Ist dein Kind allergiegefährdet, verwendest du am besten Pre-HA-Nahrungen von Nestlé (allen voran die Beba HA Pre-Start).

Ansonsten sind folgende Pre-Nahrungen sehr empfehlenswert:

- Alete Anfangsmilch (Pre)
- Hipp Anfangsmilch (Pre)
- Humana Anfangsmilch (Pre)
- Milasan Säuglings-Milchnahrung (Pre)

Beim Zufüttern achtet man idealerweise darauf, immer erst beide Brüste anzubieten und dann die Säuglingsnahrung, welche du per Fläschchen (bitte brustähnlich geformte Sauger der kleinsten Größe verwenden), Becher (bekommst du in der Apotheke), Spritze/Fingerfeeder (kannst du ebenfalls über die Apotheke beziehen, Anwendung musst du dir von Hebamme oder Brusternährungs- bzw.

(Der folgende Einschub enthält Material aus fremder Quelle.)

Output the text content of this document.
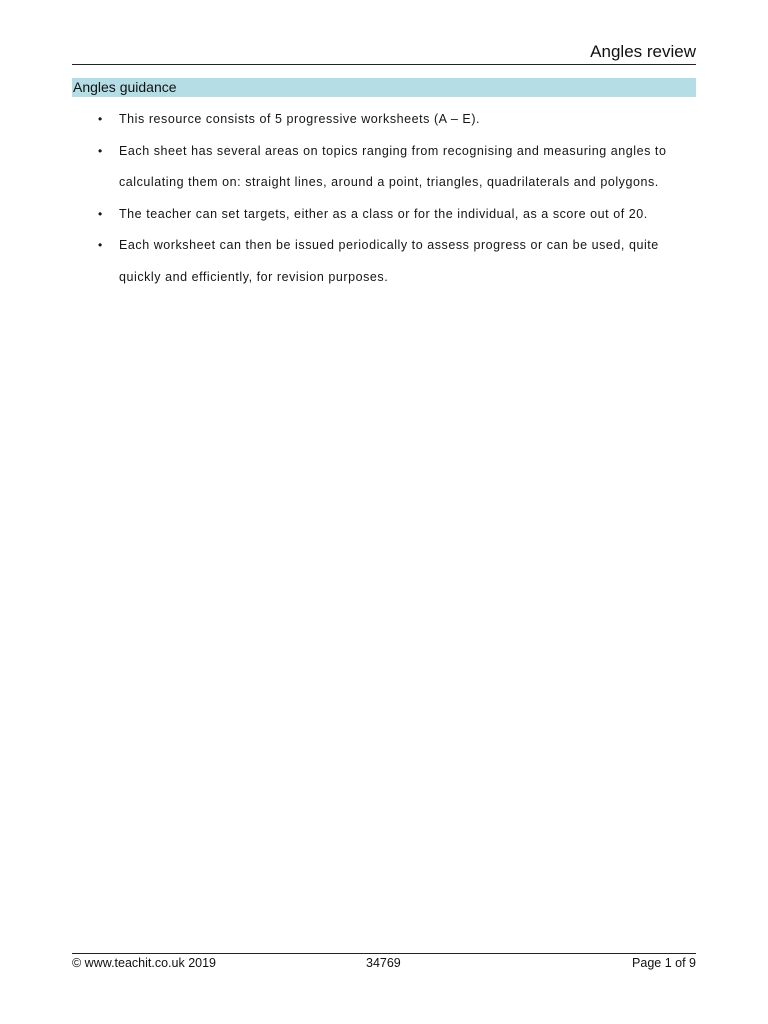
Angles review
Angles guidance
• This resource consists of 5 progressive worksheets (A – E).
• Each sheet has several areas on topics ranging from recognising and measuring angles to calculating them on: straight lines, around a point, triangles, quadrilaterals and polygons.
• The teacher can set targets, either as a class or for the individual, as a score out of 20.
• Each worksheet can then be issued periodically to assess progress or can be used, quite quickly and efficiently, for revision purposes.
© www.teachit.co.uk 2019	34769	Page 1 of 9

Stillberaterin zeigen lassen), Löffel (hast du im Haus) oder Brusternährungsset (kannst du über die Apotheke oder über Online-Handel beziehen, Anwendung musst du dir von einer gut ausgebildeten Hebamme oder einer Brusternährungs- bzw. Stillberaterin zeigen lassen).

Einige Kinder neigen zur sogenannten Saugverwirrung, weshalb es in den ersten 6 bis 8 Wochen ratsam ist, darauf zu verzichten, per Fläschchen zu füttern.

Wenn man obige Vorsichtsmaßnahmen beachtet, nehmen die Kinder in der Regel weiter die Brust der Mutter an.

Zufüttern sollte man, wenn es wie bei euch nötig ist, am besten NACH jeder Brustmahlzeit.